Um elemento da estratégia global da Rússia
O caso do Peru não é diferente. Segundo os serviços de inteligência ucranianos, desde os primeiros meses da invasão, a Rússia começou a recrutar ativamente estrangeiros, principalmente de países pobres, prometendo-lhes altos salários, benefícios sociais e até cidadania. Ao mesmo tempo, também foram registrados casos de pressão e coação para a prestação de serviço.
O problema tornou-se internacional: na África do Sul, as autoridades investigaram o recrutamento de 17 sul-africanos para participarem na guerra e posteriormente garantiram o seu regresso. A Índia informou que mais de 200 dos seus cidadãos se juntaram ao exército russo desde 2022, incluindo alguns mortos e desaparecidos.
De acordo com Kiev, a Rússia planeia recrutar cerca de 18.500 combatentes estrangeiros adicionais em 2026. De acordo com a Sede de Coordenação de Guerra da Ucrânia, mais de 27.000 estrangeiros que lutam ao lado da Rússia de pelo menos 135 países foram identificados até ao final de março. De acordo com estes dados, o maior grupo são os cidadãos da Coreia do Norte.

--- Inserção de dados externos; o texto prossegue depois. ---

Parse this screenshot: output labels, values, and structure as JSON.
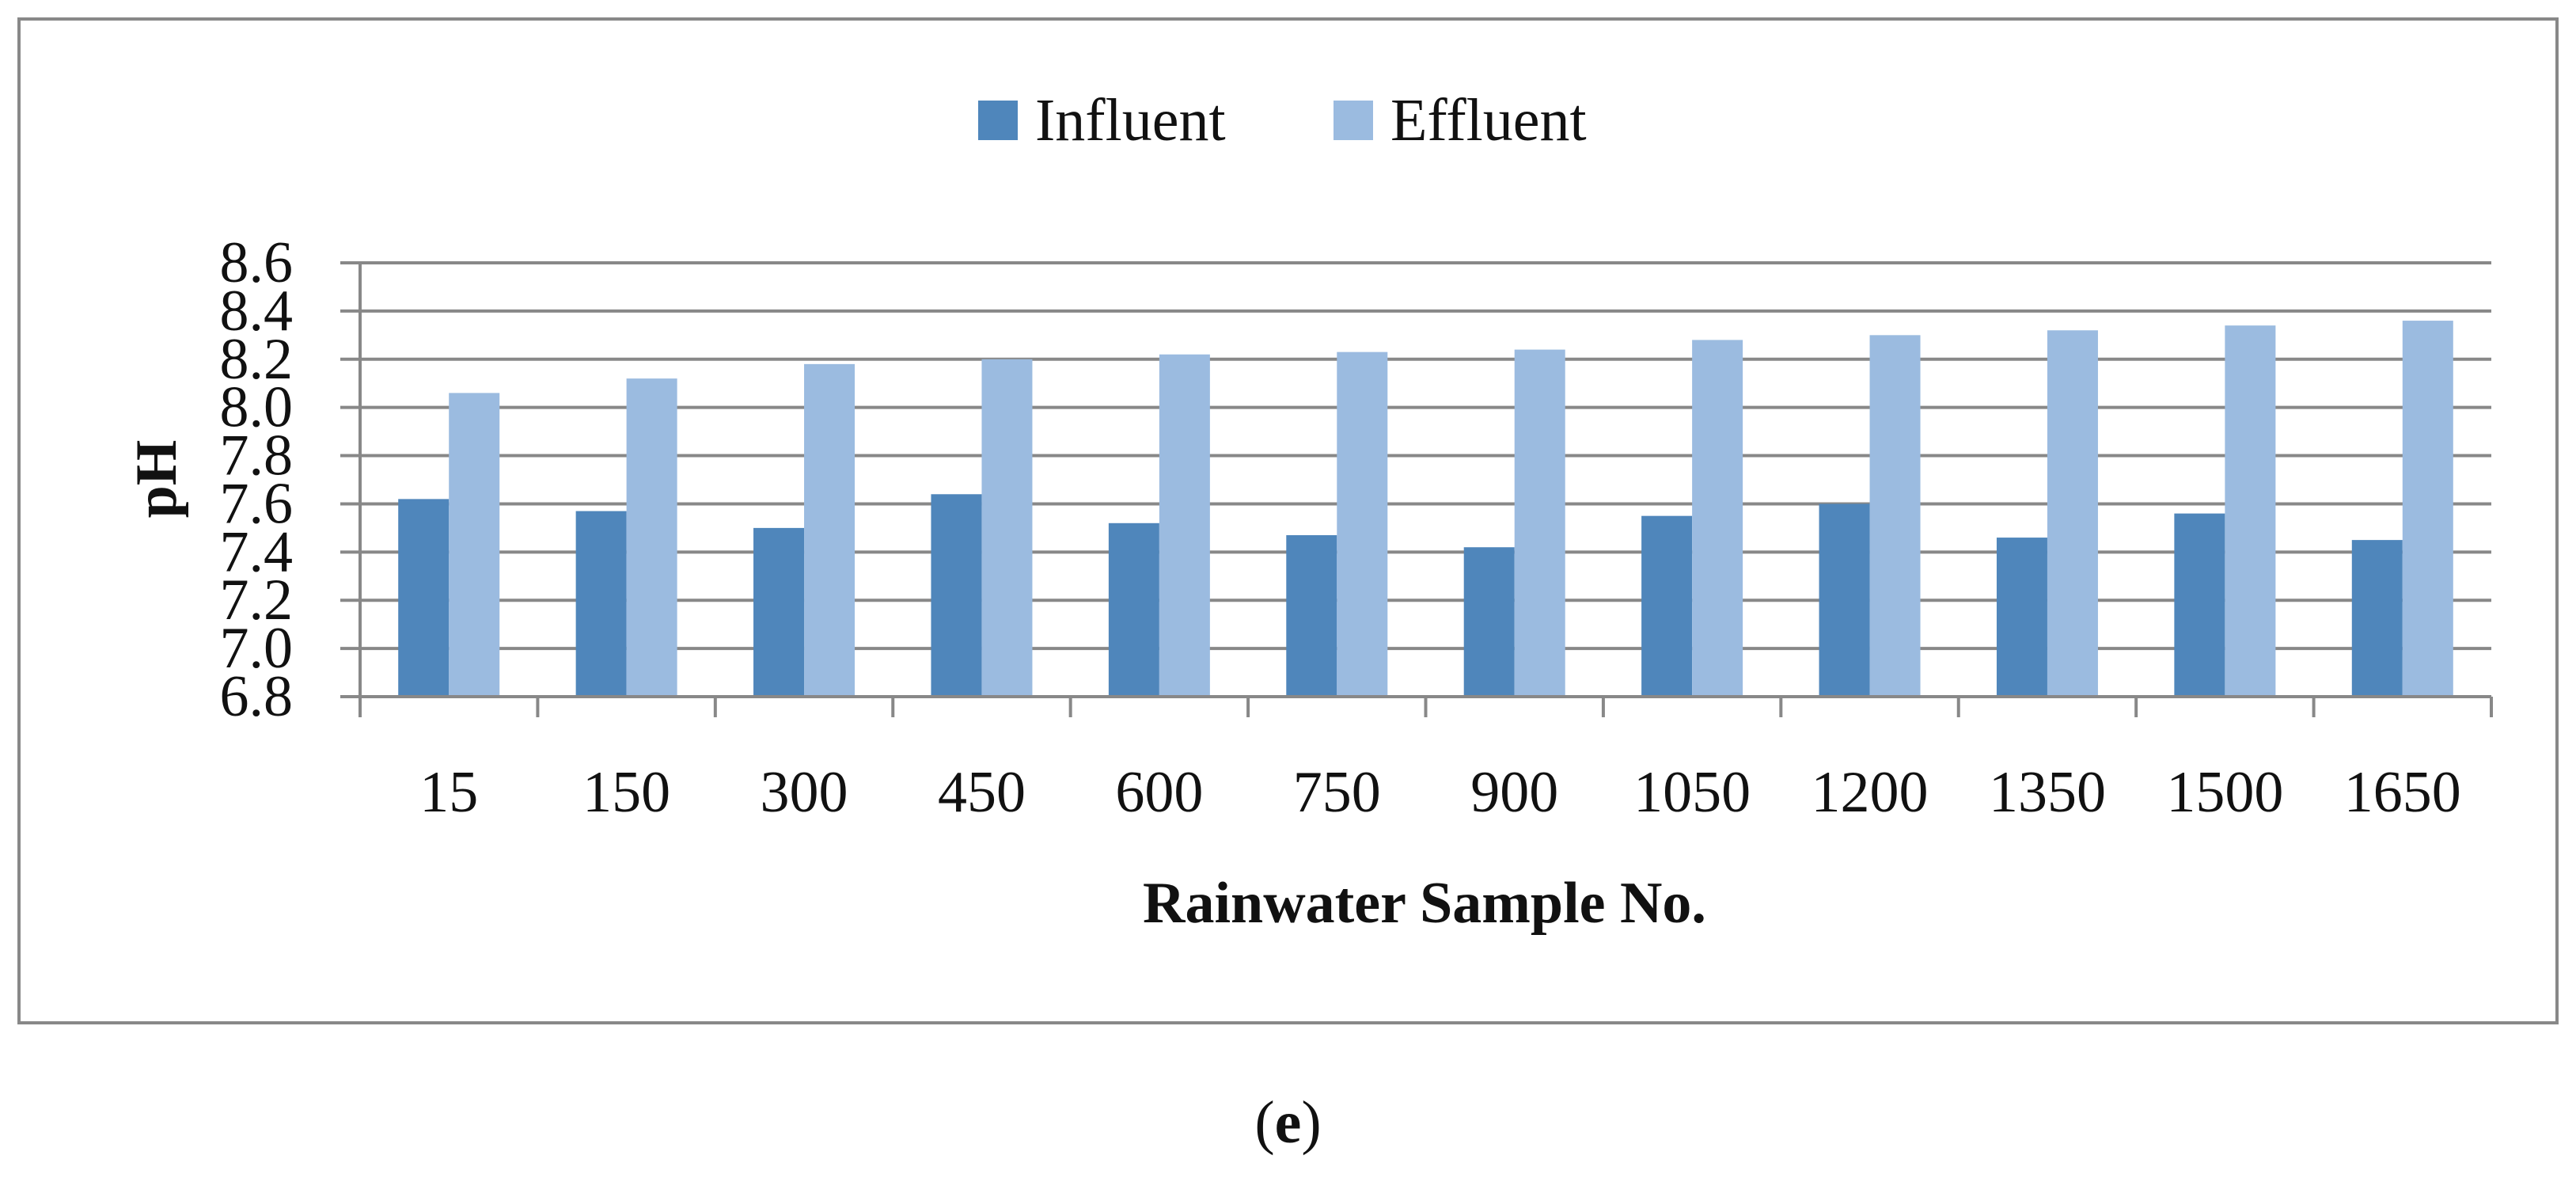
{
  "colors": {
    "influent": "#4f86bb",
    "effluent": "#9bbbe0",
    "grid": "#888888",
    "frame": "#888888"
  },
  "legend": [
    "Influent",
    "Effluent"
  ],
  "caption": {
    "open": "(",
    "letter": "e",
    "close": ")"
  },
  "chart_data": {
    "type": "bar",
    "title": "",
    "xlabel": "Rainwater Sample No.",
    "ylabel": "pH",
    "ylim": [
      6.8,
      8.6
    ],
    "yticks": [
      "6.8",
      "7.0",
      "7.2",
      "7.4",
      "7.6",
      "7.8",
      "8.0",
      "8.2",
      "8.4",
      "8.6"
    ],
    "grid": true,
    "legend_position": "top-center",
    "categories": [
      "15",
      "150",
      "300",
      "450",
      "600",
      "750",
      "900",
      "1050",
      "1200",
      "1350",
      "1500",
      "1650"
    ],
    "series": [
      {
        "name": "Influent",
        "values": [
          7.62,
          7.57,
          7.5,
          7.64,
          7.52,
          7.47,
          7.42,
          7.55,
          7.6,
          7.46,
          7.56,
          7.45
        ]
      },
      {
        "name": "Effluent",
        "values": [
          8.06,
          8.12,
          8.18,
          8.2,
          8.22,
          8.23,
          8.24,
          8.28,
          8.3,
          8.32,
          8.34,
          8.36
        ]
      }
    ]
  }
}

A Ucrânia identificou em março de 2026 27.407 estrangeiros de 135 países Lutando em nome da Rússia.
Para Moscovo, trazer estrangeiros é uma forma de compensar as perdas sem anunciar uma nova onda de mobilização. Para os países da América Latina, África e Ásia, trata-se de uma questão de segurança civil e de luta contra o crime transnacional. Para a Ucrânia, este é um factor que complica a situação militar e exige uma pressão internacional crescente sobre Moscovo.